The batch job scheduling system implemented on this system uses SLURM. SLURM is responsible for resource management, job scheduling, and monitoring.
Fairshare Scheduling Policy
We implement the SLURM Fairshare feature to provide a fair utilization of the available resources. This is accomplished by allowing historical resource utilization information to be incorporated into job feasibility and priority decisions. This is normally the most significant component of a job's priority, which ultimately defines the position of the job on a queue. We do not use a FIFO (First-In-First-Out) scheduler. Your jobs' priority will be determined by your utilization over the past seven days (sliding window), with high utilization resulting in lower priority for new jobs.
Backfill Scheduling Policy
This is a scheduling optimization which allows SLURM to make better use of available resources by running jobs out of order. Using job data such as walltime and resources requested, the scheduler can start other, lower-priority jobs so long as they do not delay the highest priority jobs.
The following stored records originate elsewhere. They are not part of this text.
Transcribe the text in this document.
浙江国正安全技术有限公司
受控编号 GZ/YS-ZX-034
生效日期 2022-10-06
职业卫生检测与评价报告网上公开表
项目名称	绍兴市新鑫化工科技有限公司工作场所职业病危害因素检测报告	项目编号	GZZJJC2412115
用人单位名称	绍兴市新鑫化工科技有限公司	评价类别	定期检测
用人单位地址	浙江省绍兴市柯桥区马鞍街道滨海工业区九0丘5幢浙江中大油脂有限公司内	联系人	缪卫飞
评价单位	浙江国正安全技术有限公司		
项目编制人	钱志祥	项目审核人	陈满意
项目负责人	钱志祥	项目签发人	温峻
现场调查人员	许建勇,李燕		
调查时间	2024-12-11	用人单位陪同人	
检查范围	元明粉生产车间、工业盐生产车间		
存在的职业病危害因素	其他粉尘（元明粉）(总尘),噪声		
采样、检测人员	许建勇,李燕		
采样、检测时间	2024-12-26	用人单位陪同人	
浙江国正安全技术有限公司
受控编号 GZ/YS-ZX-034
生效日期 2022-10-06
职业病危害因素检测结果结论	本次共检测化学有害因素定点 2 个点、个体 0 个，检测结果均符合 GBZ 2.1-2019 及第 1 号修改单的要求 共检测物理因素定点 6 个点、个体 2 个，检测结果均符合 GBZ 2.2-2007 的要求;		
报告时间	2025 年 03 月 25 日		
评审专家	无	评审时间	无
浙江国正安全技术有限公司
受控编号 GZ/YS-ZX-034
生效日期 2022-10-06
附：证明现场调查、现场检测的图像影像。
Because of the way it works, essentially filling in holes in node space, backfill tends to favor smaller and shorter running jobs more than larger and longer running ones.
Automatic Queue Routing
Each of our compute resources has a pre-defined default queue. If you submit your job without specifying a queue, your job will be automatically routed to the default queue. Therefore, be aware of which queue you intend for the job to run in and specify this queue in your SLURM batch script.